What Makes For a Good Marriage Counselor?
You may be surprised to learn that a lot of counselors have actually received little training in treating couples. And yet they readily take on couples as clients.
My name is Brent Bradley, and I hold a PhD in Marriage and Family Therapy. Had I not been trained in this field, I wouldn’t know this either. My brother, for example, doesn’t know it.
Nor does my wife.
Or her sister.
If you are considering couples counseling, it’s a very good idea to know what kind of training credentials potential counselors hold. Think about it: A lawyer from Harvard may be fantastic if you are facing court and need a lawyer. Not so good if you have a toothache though.

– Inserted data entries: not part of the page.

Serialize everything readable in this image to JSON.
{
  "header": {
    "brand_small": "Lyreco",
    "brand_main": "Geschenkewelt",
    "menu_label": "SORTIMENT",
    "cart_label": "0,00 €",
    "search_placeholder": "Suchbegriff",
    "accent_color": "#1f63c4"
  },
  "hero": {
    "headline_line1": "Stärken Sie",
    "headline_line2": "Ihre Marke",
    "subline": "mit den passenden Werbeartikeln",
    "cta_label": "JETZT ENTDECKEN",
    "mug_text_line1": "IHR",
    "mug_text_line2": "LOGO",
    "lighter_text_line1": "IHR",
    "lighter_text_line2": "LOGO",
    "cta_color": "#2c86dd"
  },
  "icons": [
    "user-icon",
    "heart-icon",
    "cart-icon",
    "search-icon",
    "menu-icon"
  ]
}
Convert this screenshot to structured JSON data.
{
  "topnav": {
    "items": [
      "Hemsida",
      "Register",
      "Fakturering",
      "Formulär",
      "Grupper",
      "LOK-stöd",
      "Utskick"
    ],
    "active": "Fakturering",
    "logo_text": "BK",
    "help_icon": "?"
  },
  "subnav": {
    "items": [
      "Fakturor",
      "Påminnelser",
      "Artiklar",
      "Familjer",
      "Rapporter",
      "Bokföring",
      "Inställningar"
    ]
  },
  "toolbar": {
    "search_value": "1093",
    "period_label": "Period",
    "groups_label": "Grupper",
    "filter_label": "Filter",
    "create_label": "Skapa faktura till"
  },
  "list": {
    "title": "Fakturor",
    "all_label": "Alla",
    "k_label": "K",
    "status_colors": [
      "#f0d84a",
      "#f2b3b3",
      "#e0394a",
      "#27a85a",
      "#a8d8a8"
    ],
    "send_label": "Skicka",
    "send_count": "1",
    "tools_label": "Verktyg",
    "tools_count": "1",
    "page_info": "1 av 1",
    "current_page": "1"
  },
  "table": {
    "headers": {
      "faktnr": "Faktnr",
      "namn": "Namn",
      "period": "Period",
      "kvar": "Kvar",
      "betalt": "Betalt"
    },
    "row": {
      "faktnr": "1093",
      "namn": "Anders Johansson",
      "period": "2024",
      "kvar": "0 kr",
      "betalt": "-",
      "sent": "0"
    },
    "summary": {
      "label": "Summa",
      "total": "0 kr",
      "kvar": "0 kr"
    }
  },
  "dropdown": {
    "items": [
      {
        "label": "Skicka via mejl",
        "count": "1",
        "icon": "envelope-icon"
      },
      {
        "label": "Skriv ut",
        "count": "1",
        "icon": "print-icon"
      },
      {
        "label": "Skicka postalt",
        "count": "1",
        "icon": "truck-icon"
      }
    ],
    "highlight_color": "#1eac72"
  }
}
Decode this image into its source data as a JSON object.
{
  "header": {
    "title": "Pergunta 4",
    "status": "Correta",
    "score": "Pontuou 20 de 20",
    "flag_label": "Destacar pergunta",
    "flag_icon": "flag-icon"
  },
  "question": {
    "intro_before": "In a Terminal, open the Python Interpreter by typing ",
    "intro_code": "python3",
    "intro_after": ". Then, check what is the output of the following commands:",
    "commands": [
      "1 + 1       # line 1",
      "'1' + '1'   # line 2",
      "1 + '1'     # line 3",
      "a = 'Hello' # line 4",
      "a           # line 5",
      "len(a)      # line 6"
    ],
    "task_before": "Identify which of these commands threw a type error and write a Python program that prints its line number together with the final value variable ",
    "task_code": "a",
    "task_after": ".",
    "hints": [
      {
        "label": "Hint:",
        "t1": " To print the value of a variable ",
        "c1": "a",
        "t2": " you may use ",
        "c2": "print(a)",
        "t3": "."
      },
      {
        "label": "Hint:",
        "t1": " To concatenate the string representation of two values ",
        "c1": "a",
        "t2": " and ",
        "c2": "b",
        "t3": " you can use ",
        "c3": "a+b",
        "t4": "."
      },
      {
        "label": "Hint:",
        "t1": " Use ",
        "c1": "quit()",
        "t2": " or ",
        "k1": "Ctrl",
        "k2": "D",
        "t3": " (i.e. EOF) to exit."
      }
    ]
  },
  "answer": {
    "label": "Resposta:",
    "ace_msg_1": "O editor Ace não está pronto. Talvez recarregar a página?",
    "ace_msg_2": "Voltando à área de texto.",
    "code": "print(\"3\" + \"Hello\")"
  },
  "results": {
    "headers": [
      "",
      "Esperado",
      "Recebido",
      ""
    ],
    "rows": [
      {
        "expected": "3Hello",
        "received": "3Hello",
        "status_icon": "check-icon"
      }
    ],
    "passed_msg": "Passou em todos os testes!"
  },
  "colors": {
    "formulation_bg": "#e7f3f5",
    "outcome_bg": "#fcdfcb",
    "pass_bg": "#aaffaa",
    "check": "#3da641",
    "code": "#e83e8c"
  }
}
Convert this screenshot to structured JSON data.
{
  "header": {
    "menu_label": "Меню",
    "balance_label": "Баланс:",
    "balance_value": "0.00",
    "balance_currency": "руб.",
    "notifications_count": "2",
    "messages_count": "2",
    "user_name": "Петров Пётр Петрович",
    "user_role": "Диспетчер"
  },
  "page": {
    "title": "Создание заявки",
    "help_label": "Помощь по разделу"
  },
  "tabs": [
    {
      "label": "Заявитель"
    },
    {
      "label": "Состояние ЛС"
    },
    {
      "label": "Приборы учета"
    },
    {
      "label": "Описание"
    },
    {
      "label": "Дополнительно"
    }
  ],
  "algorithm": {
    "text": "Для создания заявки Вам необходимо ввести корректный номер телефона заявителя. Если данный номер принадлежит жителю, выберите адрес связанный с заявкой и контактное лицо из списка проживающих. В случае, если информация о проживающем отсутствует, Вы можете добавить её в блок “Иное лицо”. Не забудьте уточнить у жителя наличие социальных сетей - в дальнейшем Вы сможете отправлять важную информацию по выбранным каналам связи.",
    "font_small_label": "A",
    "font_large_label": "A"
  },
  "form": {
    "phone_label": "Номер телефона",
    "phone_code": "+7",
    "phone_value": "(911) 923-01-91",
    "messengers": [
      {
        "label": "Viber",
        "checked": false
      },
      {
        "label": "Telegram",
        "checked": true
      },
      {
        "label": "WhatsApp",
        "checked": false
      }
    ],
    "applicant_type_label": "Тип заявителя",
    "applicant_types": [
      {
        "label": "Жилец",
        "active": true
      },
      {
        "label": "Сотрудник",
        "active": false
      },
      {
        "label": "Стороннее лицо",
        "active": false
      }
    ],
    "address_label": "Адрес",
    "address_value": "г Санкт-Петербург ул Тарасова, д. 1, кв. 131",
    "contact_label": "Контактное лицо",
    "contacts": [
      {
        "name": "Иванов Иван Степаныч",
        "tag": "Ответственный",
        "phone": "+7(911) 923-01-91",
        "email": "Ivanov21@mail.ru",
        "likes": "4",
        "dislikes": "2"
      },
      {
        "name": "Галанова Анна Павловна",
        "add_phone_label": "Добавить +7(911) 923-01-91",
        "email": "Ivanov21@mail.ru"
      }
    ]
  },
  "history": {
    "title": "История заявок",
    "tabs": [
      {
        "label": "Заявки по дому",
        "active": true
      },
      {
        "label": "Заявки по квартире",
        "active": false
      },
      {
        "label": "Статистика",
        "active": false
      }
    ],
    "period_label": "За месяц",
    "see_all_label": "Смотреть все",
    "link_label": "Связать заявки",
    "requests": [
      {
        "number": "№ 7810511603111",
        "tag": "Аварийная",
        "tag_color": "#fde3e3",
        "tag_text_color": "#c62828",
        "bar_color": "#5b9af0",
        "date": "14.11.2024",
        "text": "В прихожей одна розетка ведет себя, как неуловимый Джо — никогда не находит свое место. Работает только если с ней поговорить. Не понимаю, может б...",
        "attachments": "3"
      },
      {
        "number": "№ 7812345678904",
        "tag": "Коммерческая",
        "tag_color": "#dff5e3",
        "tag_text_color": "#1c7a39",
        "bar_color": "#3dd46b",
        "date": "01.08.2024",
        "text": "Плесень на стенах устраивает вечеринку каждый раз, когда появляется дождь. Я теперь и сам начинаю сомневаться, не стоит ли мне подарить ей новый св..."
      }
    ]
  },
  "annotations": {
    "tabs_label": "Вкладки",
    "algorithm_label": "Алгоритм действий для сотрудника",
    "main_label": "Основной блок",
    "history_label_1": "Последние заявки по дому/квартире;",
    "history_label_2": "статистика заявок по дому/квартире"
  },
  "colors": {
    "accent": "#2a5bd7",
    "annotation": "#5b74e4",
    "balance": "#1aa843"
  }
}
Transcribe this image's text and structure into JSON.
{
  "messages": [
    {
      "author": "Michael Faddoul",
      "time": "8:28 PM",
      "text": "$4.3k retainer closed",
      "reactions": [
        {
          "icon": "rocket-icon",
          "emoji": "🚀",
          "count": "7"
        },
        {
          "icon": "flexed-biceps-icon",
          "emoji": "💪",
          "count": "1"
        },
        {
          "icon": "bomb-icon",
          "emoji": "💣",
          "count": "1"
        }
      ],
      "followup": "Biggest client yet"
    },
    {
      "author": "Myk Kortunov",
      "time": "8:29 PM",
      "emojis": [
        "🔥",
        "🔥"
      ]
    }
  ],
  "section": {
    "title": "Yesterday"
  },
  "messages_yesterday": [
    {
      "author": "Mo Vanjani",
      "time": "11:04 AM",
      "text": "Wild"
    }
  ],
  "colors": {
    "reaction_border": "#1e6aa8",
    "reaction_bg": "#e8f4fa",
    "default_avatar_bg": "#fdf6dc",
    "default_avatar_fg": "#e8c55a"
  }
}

In the past the therapy field tended to throw individuals and couples under the heading of general “Therapy” or “Counseling”. Not so anymore. Treating two people in a love relationship, for example, is very different from seeing an individual that is grieving a loss.
In the old days people saw their general doctor for everything – colds, childbirth, tonsillitis – you name it. Try going to your general doctor now for childbirth. Probably won’t happen. S/he will refer you out to a specialist. That’s because as our knowledge has increased, the medical field has grown into a field of specialties.
And so has the field of psychotherapy.
It is perfectly reasonable to ask about a therapist’s training and specialties before deciding on whom with to make an appointment. Finding out about a therapist up front may save you from disappointment down the road.
Here are a few suggestions:
* See a counselor that identifies as mainly a “couple therapist”. If this isn’t prominent on their webpage – not just listed among many other areas of treatment – but prominent, take note.
* Find out what percentage of their current weekly caseload is made up of couples. If it’s fewer than 50%, I’d go elsewhere.
* Find out if they have received intensive advanced training in couple therapy apart from graduate school. That means after receiving their degrees. Couple therapists often go to post-school weeklong trainings because they desire specialty training.
* Find out if they use an empirically supported approach with couples. Currently Behavioral Therapy and Emotionally Focused Couple Therapy are the only two highly empirically supported couple treatment approaches.
* Even “marriage and family therapists” (believe it or not) may have received little training in couple counseling. These guidelines hold just as true for them as they do for psychologists.